Detto ciò, bisogna però riconoscere che Bardo, discorde, lo è già dalle sue fondamenta creative, immaginifiche, concettuali: difatti, in tutto questo onirismo e lirismo, in questa magniloquenza visiva e spettacolare, in queste sue continue autenticazioni appassionate (dal già citato Fellini, passando per Béla Tarr, fino ad arrivare a Terrence Malick, per non parlare dei riecheggi a Morricone e Nino Rota riscontrabili nella colonna sonora, talora al limite del plagio, di Bryce Dessner e lo stesso Iñárritu), ciò che si perde, in primis, è paradossalmente l’umanità, la sensibilità e l’autenticità del racconto dello stesso Iñárritu.
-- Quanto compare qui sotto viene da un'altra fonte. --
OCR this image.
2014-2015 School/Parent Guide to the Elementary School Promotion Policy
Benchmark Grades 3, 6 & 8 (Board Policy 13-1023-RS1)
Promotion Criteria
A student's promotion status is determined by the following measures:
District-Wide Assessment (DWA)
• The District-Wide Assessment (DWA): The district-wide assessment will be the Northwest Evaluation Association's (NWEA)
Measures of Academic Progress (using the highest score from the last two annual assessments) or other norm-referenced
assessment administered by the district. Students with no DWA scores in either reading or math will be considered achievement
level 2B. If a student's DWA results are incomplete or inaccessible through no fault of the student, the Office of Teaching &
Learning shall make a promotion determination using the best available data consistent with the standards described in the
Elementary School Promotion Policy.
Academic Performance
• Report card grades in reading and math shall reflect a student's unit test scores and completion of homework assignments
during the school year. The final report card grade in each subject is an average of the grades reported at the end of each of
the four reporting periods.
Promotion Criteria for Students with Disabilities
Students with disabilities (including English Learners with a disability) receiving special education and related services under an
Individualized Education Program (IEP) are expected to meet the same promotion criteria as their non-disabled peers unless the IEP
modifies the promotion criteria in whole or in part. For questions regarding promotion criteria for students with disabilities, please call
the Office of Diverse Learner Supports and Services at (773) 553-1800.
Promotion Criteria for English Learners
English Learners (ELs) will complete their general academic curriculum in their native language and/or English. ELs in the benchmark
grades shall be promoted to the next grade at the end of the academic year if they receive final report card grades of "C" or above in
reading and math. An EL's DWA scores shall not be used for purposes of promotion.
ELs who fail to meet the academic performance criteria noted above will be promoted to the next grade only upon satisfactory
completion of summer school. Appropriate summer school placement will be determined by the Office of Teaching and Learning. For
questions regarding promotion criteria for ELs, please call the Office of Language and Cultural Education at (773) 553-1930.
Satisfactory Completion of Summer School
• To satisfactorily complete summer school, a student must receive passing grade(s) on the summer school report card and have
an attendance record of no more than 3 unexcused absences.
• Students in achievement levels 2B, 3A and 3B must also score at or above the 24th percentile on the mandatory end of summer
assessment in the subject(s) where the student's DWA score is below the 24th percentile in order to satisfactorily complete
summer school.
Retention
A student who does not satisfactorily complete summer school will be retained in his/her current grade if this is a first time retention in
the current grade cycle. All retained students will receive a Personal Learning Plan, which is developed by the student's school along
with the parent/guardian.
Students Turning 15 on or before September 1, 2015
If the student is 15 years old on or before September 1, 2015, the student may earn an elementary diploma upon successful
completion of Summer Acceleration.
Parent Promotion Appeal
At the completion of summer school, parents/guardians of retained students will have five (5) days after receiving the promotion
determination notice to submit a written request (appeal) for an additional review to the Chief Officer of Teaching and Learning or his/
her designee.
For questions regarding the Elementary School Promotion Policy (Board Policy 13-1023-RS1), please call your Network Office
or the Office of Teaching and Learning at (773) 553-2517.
Quest’ultimo, talmente clemente ed indulgente nei confronti di sé stesso, da arrivare addirittura a rappresentarsi ed elevarsi a Cristo, stigmatizzato dai traumi del passato ed inchiodato sul palco del proprio malessere, del proprio lavoro, del proprio (per lui, ipocritamente immeritato) successo, della propria vita (americana). Da pensarsi e vedersi, nonostante tutto, innocente, giustificato, inconfutabile e rassicurato, compatito, vittima, vincente.
Più che una falsa cronaca di alcune verità, Bardo è un’insopportabile cronaca di una verità. Una sola, quella, neanche a dirlo, di Alejandro González Iñárritu. Ma, chi lui sia davvero, cosa provi nel profondo, al di là di questo malessere, il film non lo racconta.